A piece of legislation intended to curb the financial excesses of municipal electric, water and sewer utilities has been watered down in the Florida House to the point that it offers no protection for Vero utility customers located outside the city limits in South Beach and Indian River Shores.

The mere skeletal remains of House Bill 1331, if it passes the Florida House, Senate and is signed into law, will only serve to limit municipal utilities that charge outside customers surcharges of more than 25 percent and transfer more than 10 percent of their utility revenues into their city general funds to keep property taxes low.

Though Vero once assessed a 10 percent surcharge on outside customers, that practice is a thing of the past. With regard to Vero’s direct transfers into the city’s general fund, the 6 percent currently transferred would be well beneath the 10 percent cap, which represents the average rate of return that investor-owned utilities are permitted to take in profits by the Florida Public Service Commission.

Even on the sliding scale delineated in the bill that reduces the 10 percent by “300 basis points” if more than 30 percent of customers reside outside the city limits, that would take Vero’s maximum transfer percentage down to 7 percent, so the current 6 percent transfer would be perfectly legal under the proposed bill.

The committee substitute bill now being circulated in Tallahassee no longer includes the need for a referendum of utility customers to set rates – that provision was too unwieldy anyway, and begged a number of questions such as who, on behalf of a business, would get to vote? Would the owner of a rental home get to vote, or the renter paying the utility bill?

Would a major customer like Piper or the Indian River Board of County Commissioners get one vote per utility meter or per account? Or just one vote?

The proposed bill reverts to the existing statute which only requires a noticed public hearing to set or change utility rates.

Where does this leave Vero’s outside customers in Indian River Shores and South Beach who were slapped with double-digit water-sewer rate increases in January, and who face another double-digit hike Oct. 1, and two more, compounded in the coming years?

Indian River Shores heads to appeals court on Tuesday against the City of Vero Beach, when the Shores hopes a panel of three judges will overturn a 2022 ruling by Circuit Court Judge Janet Croom. Croom ruled in Vero’s favor saying the city did not violate its 2012 utility franchise agreement with Indian River Shores when Vero refused to match Indian River County Utilities’ reduction of its reuse irrigation water rates in 2019.

The Shores wants the appeals court to uphold the clause in the 2012 contract whereby Vero promises to match Indian River County rates for published rate classifications.

Vero maintains that the city is in the right – and Croom agreed – because the city provides the Shores with on-demand “pressurized” reuse irrigation water, but the county charges a much lower “disposal rate” for dumping non-pressurized reuse irrigation water into retention ponds for sprinkling use.

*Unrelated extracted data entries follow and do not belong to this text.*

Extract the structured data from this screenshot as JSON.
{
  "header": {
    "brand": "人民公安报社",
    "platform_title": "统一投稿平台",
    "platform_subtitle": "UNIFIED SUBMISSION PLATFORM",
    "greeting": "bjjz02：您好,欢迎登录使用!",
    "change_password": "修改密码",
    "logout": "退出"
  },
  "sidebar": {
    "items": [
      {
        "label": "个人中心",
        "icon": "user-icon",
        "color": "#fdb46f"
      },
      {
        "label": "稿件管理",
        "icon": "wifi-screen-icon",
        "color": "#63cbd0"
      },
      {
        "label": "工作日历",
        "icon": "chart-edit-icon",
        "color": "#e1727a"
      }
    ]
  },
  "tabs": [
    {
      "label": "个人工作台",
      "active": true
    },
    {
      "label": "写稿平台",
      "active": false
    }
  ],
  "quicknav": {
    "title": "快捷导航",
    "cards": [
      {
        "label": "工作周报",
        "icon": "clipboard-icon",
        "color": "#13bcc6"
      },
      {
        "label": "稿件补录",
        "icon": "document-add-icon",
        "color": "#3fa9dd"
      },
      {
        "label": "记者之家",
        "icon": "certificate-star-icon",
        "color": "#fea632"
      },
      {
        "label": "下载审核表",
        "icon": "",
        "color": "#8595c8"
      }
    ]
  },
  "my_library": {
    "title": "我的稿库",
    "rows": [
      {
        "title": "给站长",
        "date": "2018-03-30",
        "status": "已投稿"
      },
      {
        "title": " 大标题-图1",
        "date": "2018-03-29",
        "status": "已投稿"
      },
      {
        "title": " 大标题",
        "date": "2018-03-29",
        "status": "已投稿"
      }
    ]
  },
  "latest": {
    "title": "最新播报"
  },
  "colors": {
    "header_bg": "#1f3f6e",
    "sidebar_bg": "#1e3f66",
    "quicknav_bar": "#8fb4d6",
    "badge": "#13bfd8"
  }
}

Croom agreed with Vero that the city could not cover its costs of providing the reuse irrigation water for the county’s published rate so there was no breach of contract.

Should the Shores prevail in its appeal, the city’s One Rate scheme will surely be called into question, as the newly imposed water and sewer rates are decidedly higher than Indian River County’s published rates. And Vero will likely appeal to the Florida Supreme Court because the issue not only impacts Vero, but it’s precedent-setting in terms of the city’s power to set its own rates, versus the authority of a franchise agreement.

Should the city prevail on the narrow issue of the “pressurized” reuse irrigation rates, the Shores will likely file a fresh breach of contract lawsuit challenging the One Rate plan.

The unincorporated county customers in South Beach have fewer options, and seemingly no legal recourse, as the Indian River Board of County Commissioners recently saddled them with a 30-year franchise agreement that recognizes Vero’s power as a monopoly utility provider, and includes zero rate protection.